War rhetoric stifles opposition as unpatriotic. It also identifies, as any war imagery must, an enemy, in this case, the virus. Yet several politicians have gone beyond that faceless enemy to suggest a more tangible and concrete enemy. Consider, for example, Trump’s frequent reference to the “Chinese Virus” which he has described as a “brilliant” and “very smart” willful enemy.
And with war rhetoric it is also not surprising that arguments have erupted over transnational (and even national) supply of essential medical and protective equipment such as the Trump administration’s attempts to prevent 3M from sending face masks to Canada.

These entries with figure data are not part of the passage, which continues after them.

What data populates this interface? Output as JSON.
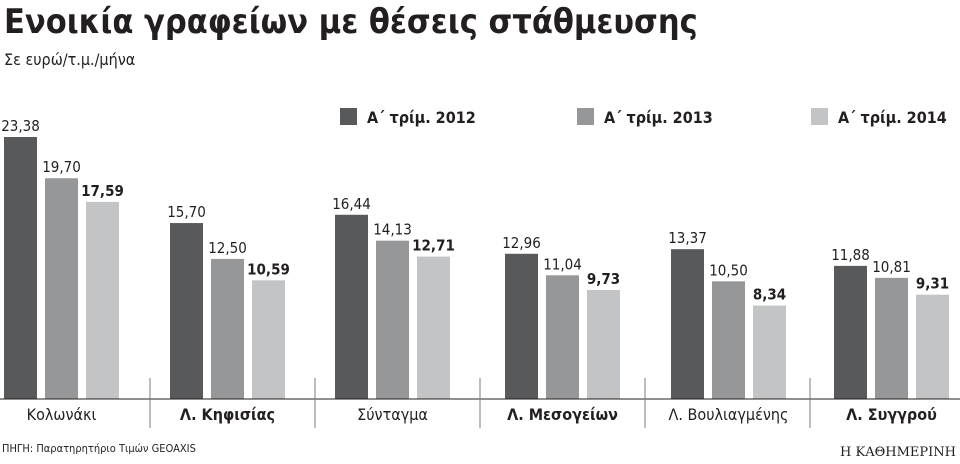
{
  "chart_data": {
    "type": "bar",
    "title": "Ενοικία γραφείων με θέσεις στάθμευσης",
    "subtitle": "Σε ευρώ/τ.μ./μήνα",
    "source": "ΠΗΓΗ: Παρατηρητήριο Τιμών GEOAXIS",
    "brand": "Η ΚΑΘΗΜΕΡΙΝΗ",
    "categories": [
      "Κολωνάκι",
      "Λ. Κηφισίας",
      "Σύνταγμα",
      "Λ. Μεσογείων",
      "Λ. Βουλιαγμένης",
      "Λ. Συγγρού"
    ],
    "category_bold": [
      false,
      true,
      false,
      true,
      false,
      true
    ],
    "series": [
      {
        "name": "Α΄ τρίμ. 2012",
        "values": [
          23.38,
          15.7,
          16.44,
          12.96,
          13.37,
          11.88
        ],
        "labels": [
          "23,38",
          "15,70",
          "16,44",
          "12,96",
          "13,37",
          "11,88"
        ],
        "color": "#58595b"
      },
      {
        "name": "Α΄ τρίμ. 2013",
        "values": [
          19.7,
          12.5,
          14.13,
          11.04,
          10.5,
          10.81
        ],
        "labels": [
          "19,70",
          "12,50",
          "14,13",
          "11,04",
          "10,50",
          "10,81"
        ],
        "color": "#969799"
      },
      {
        "name": "Α΄ τρίμ. 2014",
        "values": [
          17.59,
          10.59,
          12.71,
          9.73,
          8.34,
          9.31
        ],
        "labels": [
          "17,59",
          "10,59",
          "12,71",
          "9,73",
          "8,34",
          "9,31"
        ],
        "color": "#c3c4c6",
        "bold_labels": true
      }
    ],
    "ylim": [
      0,
      23.38
    ],
    "grid": false,
    "legend": "top"
  }
}
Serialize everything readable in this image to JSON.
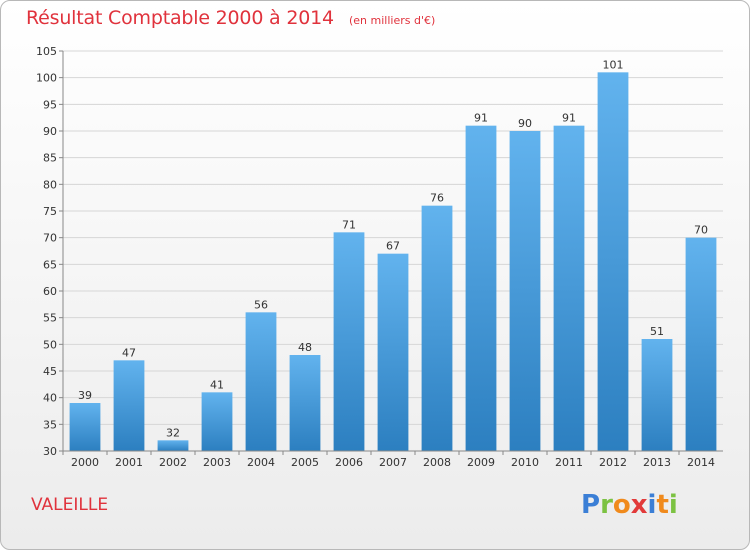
{
  "title": "Résultat Comptable 2000 à 2014",
  "subtitle": "(en milliers d'€)",
  "commune": "VALEILLE",
  "brand": {
    "letters": [
      "P",
      "r",
      "o",
      "x",
      "i",
      "t",
      "i"
    ],
    "colors": [
      "#3b7fd6",
      "#7cc242",
      "#f08a1c",
      "#e23a3a",
      "#3b7fd6",
      "#f08a1c",
      "#7cc242"
    ]
  },
  "colors": {
    "title": "#e0323c",
    "bar_top": "#62b3ee",
    "bar_bottom": "#2c7fc0"
  },
  "chart_data": {
    "type": "bar",
    "categories": [
      "2000",
      "2001",
      "2002",
      "2003",
      "2004",
      "2005",
      "2006",
      "2007",
      "2008",
      "2009",
      "2010",
      "2011",
      "2012",
      "2013",
      "2014"
    ],
    "values": [
      39,
      47,
      32,
      41,
      56,
      48,
      71,
      67,
      76,
      91,
      90,
      91,
      101,
      51,
      70
    ],
    "ylim": [
      30,
      105
    ],
    "yticks": [
      30,
      35,
      40,
      45,
      50,
      55,
      60,
      65,
      70,
      75,
      80,
      85,
      90,
      95,
      100,
      105
    ],
    "title": "Résultat Comptable 2000 à 2014",
    "xlabel": "",
    "ylabel": "",
    "grid": true,
    "data_labels": true
  }
}
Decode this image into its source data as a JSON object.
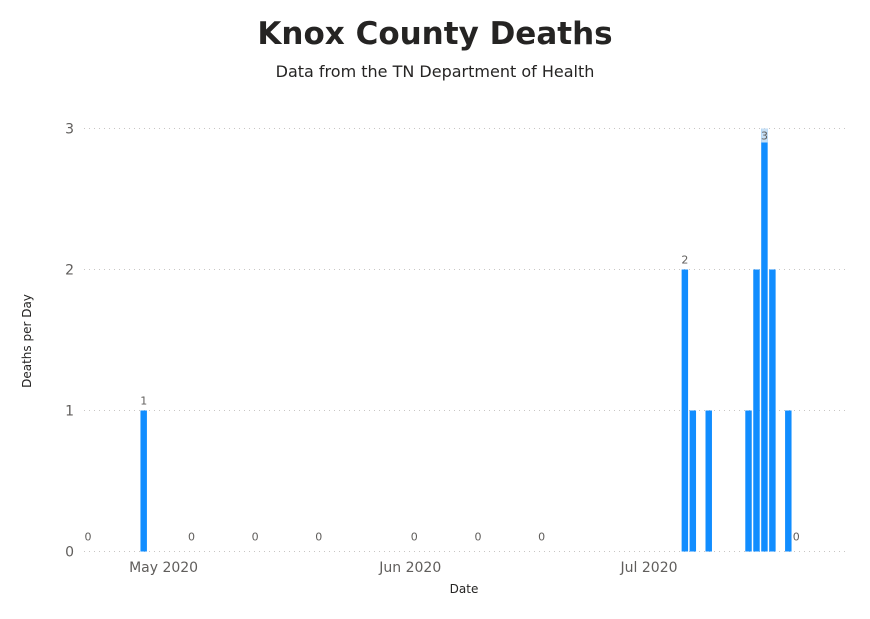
{
  "chart_data": {
    "type": "bar",
    "title": "Knox County Deaths",
    "subtitle": "Data from the TN Department of Health",
    "xlabel": "Date",
    "ylabel": "Deaths per Day",
    "ylim": [
      0,
      3
    ],
    "yticks": [
      0,
      1,
      2,
      3
    ],
    "xticks": [
      {
        "date": "2020-05-01",
        "label": "May 2020"
      },
      {
        "date": "2020-06-01",
        "label": "Jun 2020"
      },
      {
        "date": "2020-07-01",
        "label": "Jul 2020"
      }
    ],
    "xrange": [
      "2020-04-21",
      "2020-07-26"
    ],
    "grid": true,
    "bar_color": "#118DFF",
    "highlight_color": "#c6dff5",
    "data": [
      {
        "date": "2020-04-21",
        "value": 0,
        "label": "0"
      },
      {
        "date": "2020-04-28",
        "value": 1,
        "label": "1"
      },
      {
        "date": "2020-05-04",
        "value": 0,
        "label": "0"
      },
      {
        "date": "2020-05-12",
        "value": 0,
        "label": "0"
      },
      {
        "date": "2020-05-20",
        "value": 0,
        "label": "0"
      },
      {
        "date": "2020-06-01",
        "value": 0,
        "label": "0"
      },
      {
        "date": "2020-06-09",
        "value": 0,
        "label": "0"
      },
      {
        "date": "2020-06-17",
        "value": 0,
        "label": "0"
      },
      {
        "date": "2020-07-05",
        "value": 2,
        "label": "2"
      },
      {
        "date": "2020-07-06",
        "value": 1
      },
      {
        "date": "2020-07-08",
        "value": 1
      },
      {
        "date": "2020-07-13",
        "value": 1
      },
      {
        "date": "2020-07-14",
        "value": 2
      },
      {
        "date": "2020-07-15",
        "value": 3,
        "label": "3",
        "highlight": true
      },
      {
        "date": "2020-07-16",
        "value": 2
      },
      {
        "date": "2020-07-18",
        "value": 1
      },
      {
        "date": "2020-07-19",
        "value": 0,
        "label": "0"
      }
    ]
  }
}
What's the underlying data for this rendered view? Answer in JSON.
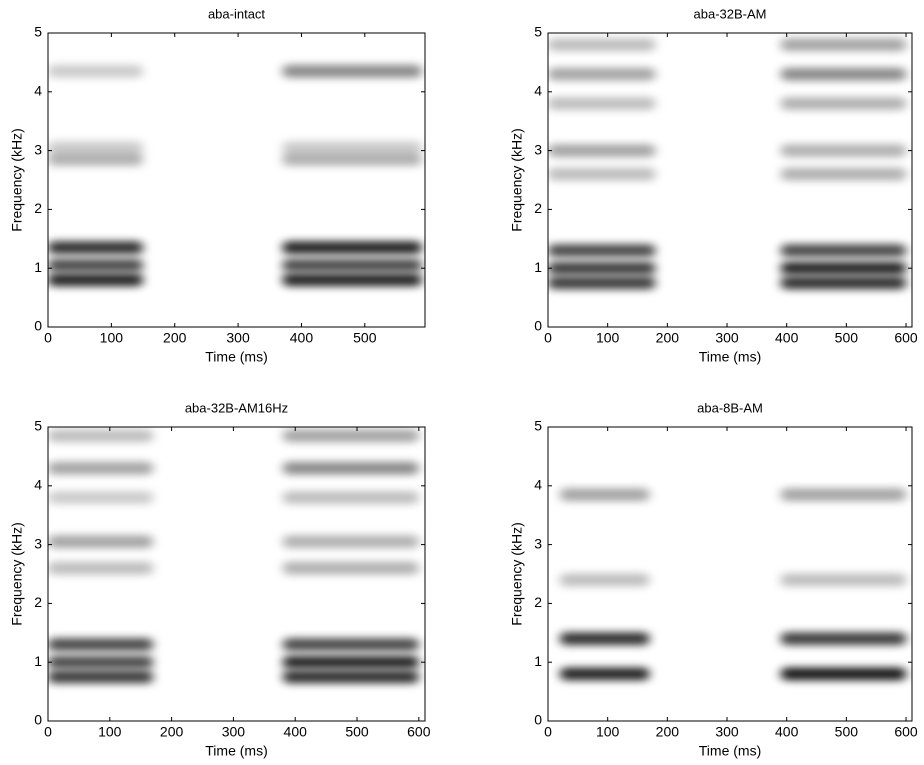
{
  "chart_data": [
    {
      "type": "spectrogram",
      "title": "aba-intact",
      "xlabel": "Time (ms)",
      "ylabel": "Frequency (kHz)",
      "xlim": [
        0,
        595
      ],
      "ylim": [
        0,
        5
      ],
      "xticks": [
        0,
        100,
        200,
        300,
        400,
        500
      ],
      "yticks": [
        0,
        1,
        2,
        3,
        4,
        5
      ],
      "segments": [
        [
          0,
          150
        ],
        [
          370,
          590
        ]
      ],
      "bands": [
        {
          "freq": 0.8,
          "intensity": [
            0.85,
            0.85
          ]
        },
        {
          "freq": 1.05,
          "intensity": [
            0.7,
            0.7
          ]
        },
        {
          "freq": 1.35,
          "intensity": [
            0.8,
            0.85
          ]
        },
        {
          "freq": 2.85,
          "intensity": [
            0.3,
            0.3
          ]
        },
        {
          "freq": 3.05,
          "intensity": [
            0.2,
            0.2
          ]
        },
        {
          "freq": 4.35,
          "intensity": [
            0.2,
            0.45
          ]
        }
      ]
    },
    {
      "type": "spectrogram",
      "title": "aba-32B-AM",
      "xlabel": "Time (ms)",
      "ylabel": "Frequency (kHz)",
      "xlim": [
        0,
        610
      ],
      "ylim": [
        0,
        5
      ],
      "xticks": [
        0,
        100,
        200,
        300,
        400,
        500,
        600
      ],
      "yticks": [
        0,
        1,
        2,
        3,
        4,
        5
      ],
      "segments": [
        [
          0,
          180
        ],
        [
          390,
          600
        ]
      ],
      "bands": [
        {
          "freq": 0.75,
          "intensity": [
            0.75,
            0.8
          ]
        },
        {
          "freq": 1.0,
          "intensity": [
            0.75,
            0.85
          ]
        },
        {
          "freq": 1.3,
          "intensity": [
            0.7,
            0.7
          ]
        },
        {
          "freq": 2.6,
          "intensity": [
            0.25,
            0.3
          ]
        },
        {
          "freq": 3.0,
          "intensity": [
            0.35,
            0.3
          ]
        },
        {
          "freq": 3.8,
          "intensity": [
            0.25,
            0.3
          ]
        },
        {
          "freq": 4.3,
          "intensity": [
            0.35,
            0.45
          ]
        },
        {
          "freq": 4.8,
          "intensity": [
            0.25,
            0.35
          ]
        }
      ]
    },
    {
      "type": "spectrogram",
      "title": "aba-32B-AM16Hz",
      "xlabel": "Time (ms)",
      "ylabel": "Frequency (kHz)",
      "xlim": [
        0,
        610
      ],
      "ylim": [
        0,
        5
      ],
      "xticks": [
        0,
        100,
        200,
        300,
        400,
        500,
        600
      ],
      "yticks": [
        0,
        1,
        2,
        3,
        4,
        5
      ],
      "segments": [
        [
          0,
          170
        ],
        [
          380,
          600
        ]
      ],
      "bands": [
        {
          "freq": 0.75,
          "intensity": [
            0.75,
            0.8
          ]
        },
        {
          "freq": 1.0,
          "intensity": [
            0.7,
            0.85
          ]
        },
        {
          "freq": 1.3,
          "intensity": [
            0.7,
            0.7
          ]
        },
        {
          "freq": 2.6,
          "intensity": [
            0.25,
            0.3
          ]
        },
        {
          "freq": 3.05,
          "intensity": [
            0.35,
            0.3
          ]
        },
        {
          "freq": 3.8,
          "intensity": [
            0.2,
            0.25
          ]
        },
        {
          "freq": 4.3,
          "intensity": [
            0.35,
            0.45
          ]
        },
        {
          "freq": 4.85,
          "intensity": [
            0.25,
            0.35
          ]
        }
      ]
    },
    {
      "type": "spectrogram",
      "title": "aba-8B-AM",
      "xlabel": "Time (ms)",
      "ylabel": "Frequency (kHz)",
      "xlim": [
        0,
        610
      ],
      "ylim": [
        0,
        5
      ],
      "xticks": [
        0,
        100,
        200,
        300,
        400,
        500,
        600
      ],
      "yticks": [
        0,
        1,
        2,
        3,
        4,
        5
      ],
      "segments": [
        [
          20,
          170
        ],
        [
          390,
          600
        ]
      ],
      "bands": [
        {
          "freq": 0.8,
          "intensity": [
            0.85,
            0.9
          ]
        },
        {
          "freq": 1.4,
          "intensity": [
            0.8,
            0.75
          ]
        },
        {
          "freq": 2.4,
          "intensity": [
            0.25,
            0.25
          ]
        },
        {
          "freq": 3.85,
          "intensity": [
            0.35,
            0.35
          ]
        }
      ]
    }
  ]
}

And in Europe, rather than transnational solidarity, the refusal of northern European members of the EU to shoulder the burden together with the southern states by issuing Eurobonds have soured the relations inside the Union to such a degree that some are, again, asking whether the EU would survive the crisis.
Finally, if this is a war, how long will it last? With the never-ending global war on terrorism as a drop back, one of the things we still do not know is when this crisis will be over with current talks of a possible vaccine available only in 12-18 months and of a second, more lethal wave of infections in the fall, coupled with the flu season.
Nor, for that matter, do we know what the new normal will look like.
Thus, we must be especially vigilant to ensure that the extraordinary, allegedly temporary, measures taken to protect us today, are not turned into measures of repression tomorrow.